Le Docteur Pascal

Le Docteur Pascal (paragraphe n°934)

Chapitre VII

Maître, maître, cela vient de loin, il faut que je te dise et me confesse... C'est vrai que j'allais à l'église pour être heureuse. Le malheur était que je ne pouvais pas croire : je voulais trop comprendre, leurs dogmes révoltaient ma raison, leur paradis me semblait une puérilité invraisemblable... Cependant, je croyais que le monde ne s'arrête pas à la sensation, qu'il y a tout un monde inconnu dont il faut tenir compte ; et cela, maître, je le crois encore, c'est l'idée de l'au-delà, que le bonheur même, enfin trouvé à ton cou, n'effacera pas... Mais ce besoin du bonheur, ce besoin d'être heureuse tout de suite, d'avoir une certitude, comme j'en ai souffert ! Si j'allais à l'église, c'était qu'il me manquait quelque chose et que je le cherchais.

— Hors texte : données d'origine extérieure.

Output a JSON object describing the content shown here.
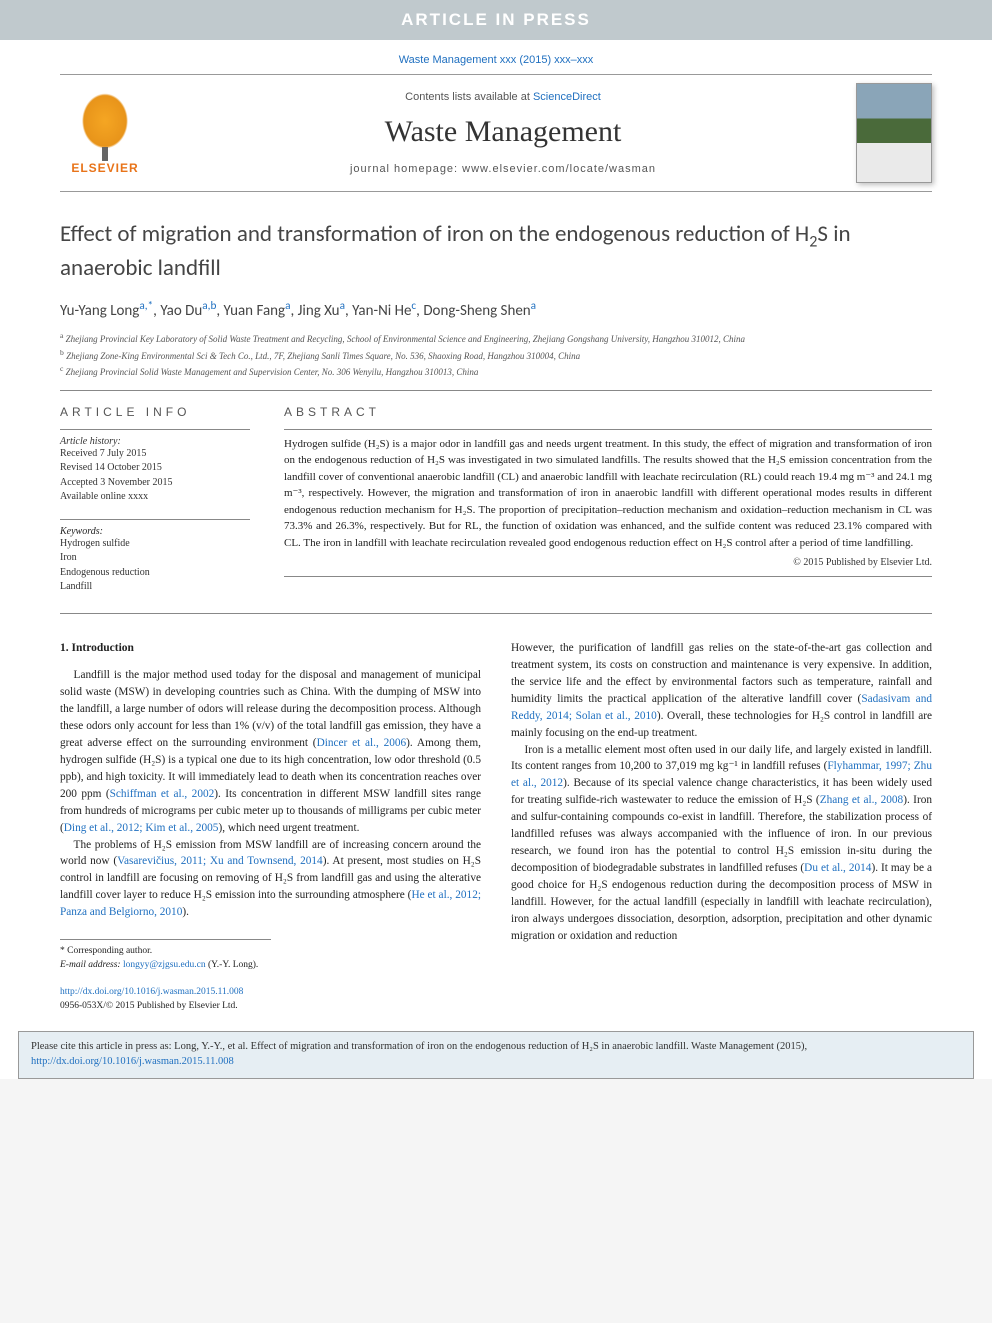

Mon angoisse était faite de cette irrésistible envie de combler mon désir... Tu te souviens de ce que tu appelais mon éternelle soif d'illusion et de mensonge. Une nuit, sur l'aire, par un grand ciel étoilé, tu te souviens ? J'avais l'horreur de ta science, je m'irritais contre les ruines dont elle sème le sol, je détournais les yeux des plaies effroyables qu'elle découvre. Et je voulais, maître, t'emmener dans une solitude, tous les deux ignorés, loin du monde, pour vivre en Dieu... Ah ! quel tourment, d'avoir soif, et de se débattre, et de n'être point contentée !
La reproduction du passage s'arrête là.